Die Pädagogischen Hochschulen sollen sowohl für Schüler- bzw. Bildungsberaterinnen/Bildungsberater als auch für alle anderen Mitarbeiterinnen/Mitarbeiter entsprechende Module zur Weiter- und Fortbildung für die Beratungsarbeit anbieten.

5. Organisatorisch-administrative Rahmenbedingungen

Die Schüler- bzw. Bildungsberaterin/Der Schüler- bzw. Bildungsberater der Schule fungiert als Koordinatorin/Koordinator beim Aufbau dieses Netzwerks. Zusammen mit der Schulleiterin/dem Schulleiter und dem SGA erhebt sie/er den speziellen Bedarf an psychosozialen Projekten. Sie/Er klärt ab, welche personellen Ressourcen im Kollegium vorhanden sind und wie diese für gemeinsame Schulprojekte genützt werden können.
Wenn an der Schule der Bedarf einer psychosozialen Betreuungsarbeit gegeben ist, kann die Schüler- bzw.

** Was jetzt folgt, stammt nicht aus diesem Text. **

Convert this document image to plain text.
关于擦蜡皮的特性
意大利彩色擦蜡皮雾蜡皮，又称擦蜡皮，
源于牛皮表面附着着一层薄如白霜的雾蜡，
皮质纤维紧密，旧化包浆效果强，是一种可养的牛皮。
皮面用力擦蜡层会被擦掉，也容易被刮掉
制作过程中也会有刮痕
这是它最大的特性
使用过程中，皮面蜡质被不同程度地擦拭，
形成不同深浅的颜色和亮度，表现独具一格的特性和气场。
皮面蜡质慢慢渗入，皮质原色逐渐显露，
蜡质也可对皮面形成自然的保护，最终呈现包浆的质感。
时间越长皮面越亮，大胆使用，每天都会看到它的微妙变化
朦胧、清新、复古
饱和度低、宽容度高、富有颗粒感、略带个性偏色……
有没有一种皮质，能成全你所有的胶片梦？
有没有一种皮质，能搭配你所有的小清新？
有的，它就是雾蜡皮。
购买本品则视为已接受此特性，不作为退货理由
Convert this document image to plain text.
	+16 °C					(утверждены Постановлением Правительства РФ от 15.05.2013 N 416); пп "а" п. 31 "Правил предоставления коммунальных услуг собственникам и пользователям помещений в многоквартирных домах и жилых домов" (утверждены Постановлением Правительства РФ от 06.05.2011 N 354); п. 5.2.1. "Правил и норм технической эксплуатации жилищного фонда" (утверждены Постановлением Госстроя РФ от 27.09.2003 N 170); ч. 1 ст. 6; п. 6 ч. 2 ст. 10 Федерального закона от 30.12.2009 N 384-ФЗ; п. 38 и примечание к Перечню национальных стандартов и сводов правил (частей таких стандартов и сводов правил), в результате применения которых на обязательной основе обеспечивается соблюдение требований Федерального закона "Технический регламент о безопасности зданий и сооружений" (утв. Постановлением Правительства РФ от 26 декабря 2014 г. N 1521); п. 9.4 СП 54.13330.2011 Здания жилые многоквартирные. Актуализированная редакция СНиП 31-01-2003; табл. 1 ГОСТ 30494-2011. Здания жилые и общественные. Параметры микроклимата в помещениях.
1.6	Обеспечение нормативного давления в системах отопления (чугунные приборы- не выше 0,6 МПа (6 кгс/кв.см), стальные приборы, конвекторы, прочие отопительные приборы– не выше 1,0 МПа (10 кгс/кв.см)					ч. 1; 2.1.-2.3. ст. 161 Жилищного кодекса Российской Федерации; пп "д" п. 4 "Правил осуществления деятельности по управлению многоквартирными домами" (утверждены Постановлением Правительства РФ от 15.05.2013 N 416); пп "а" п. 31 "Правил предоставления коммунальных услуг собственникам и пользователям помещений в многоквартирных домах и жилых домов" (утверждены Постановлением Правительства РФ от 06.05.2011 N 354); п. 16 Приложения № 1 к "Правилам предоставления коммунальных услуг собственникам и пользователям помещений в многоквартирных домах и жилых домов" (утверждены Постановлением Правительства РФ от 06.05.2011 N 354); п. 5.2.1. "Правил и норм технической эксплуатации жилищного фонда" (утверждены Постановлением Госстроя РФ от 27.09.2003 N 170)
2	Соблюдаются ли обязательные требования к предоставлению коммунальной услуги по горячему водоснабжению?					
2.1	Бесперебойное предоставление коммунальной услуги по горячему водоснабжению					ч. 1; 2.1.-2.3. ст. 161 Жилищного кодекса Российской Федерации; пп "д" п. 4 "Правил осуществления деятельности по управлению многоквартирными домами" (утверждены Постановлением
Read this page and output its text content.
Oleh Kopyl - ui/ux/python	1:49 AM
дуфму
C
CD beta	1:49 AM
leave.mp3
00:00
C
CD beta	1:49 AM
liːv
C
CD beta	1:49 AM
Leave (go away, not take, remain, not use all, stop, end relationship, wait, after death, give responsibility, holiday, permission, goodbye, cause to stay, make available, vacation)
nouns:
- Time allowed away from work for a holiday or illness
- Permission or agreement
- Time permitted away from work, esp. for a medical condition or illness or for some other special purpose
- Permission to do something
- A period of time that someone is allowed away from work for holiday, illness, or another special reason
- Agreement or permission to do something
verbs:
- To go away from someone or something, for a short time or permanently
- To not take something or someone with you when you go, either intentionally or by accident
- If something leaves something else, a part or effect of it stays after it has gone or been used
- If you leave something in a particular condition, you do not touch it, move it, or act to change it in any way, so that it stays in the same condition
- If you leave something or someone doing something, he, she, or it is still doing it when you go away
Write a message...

Bildungsberaterin/der Schüler- bzw. Bildungsberater in Zusammenarbeit mit der Schulleiterin/dem Schulleiter, mit schulinternen Expertinnen/Experten und der regionalen Schulpsychologin/dem regionalen Schulpsychologen ein entsprechendes Projekt entwickeln.

Sie/Er reicht dieses beim Landesschulrat ein. Bei der Einreichung prüft die Abteilung Schulpsychologie-Bildungsberatung die fachlichen Aspekte und Inhalte. Der zuständigen pädagogischen Abteilung obliegt die Genehmigung der Durchführung.

Für die Durchführung des Projekts hat die Schule die erforderlichen Ressourcen aufzubringen. Der Landesschulrat ist je nach Projektbeschreibung und unter Berücksichtigung der verfügbaren Ressourcen bereit, die Eigenleistungen der Schule aufzustocken.

Evaluation und Weiterentwicklung

Kooperation:
Die regionale Schulpsychologin/Der regionale Schulpsychologe soll ebenso wie die zuständige Schulärztin/der zuständige Schularzt zur Projektplanung beigezogen werden.
Zur Qualitätssicherung sind bei Bedarf Fallbesprechungen mit dem/der regional zuständigen Schulpsychologin/-psychologen vorzusehen.

Dokumentation / Evaluation:
Es sind Aufzeichnungen über den Projektverlauf zu führen.
Am Ende des Schuljahres ist dem Landesschulrat ein Bericht vorzulegen, in dem die Projektergebnisse dargestellt werden.

Begleitung:
Zur Begleitung und Reflexion der Projekte an den Schulen wird vom Landesschulrat, Abteilung Schulpsychologie-Bildungsberatung, zweimal jährlich die Möglichkeit zur Fallbesprechung und zum Erfahrungsaustausch angeboten und den Projektleiterinnen/der Projektleiter die Teilnahme empfohlen.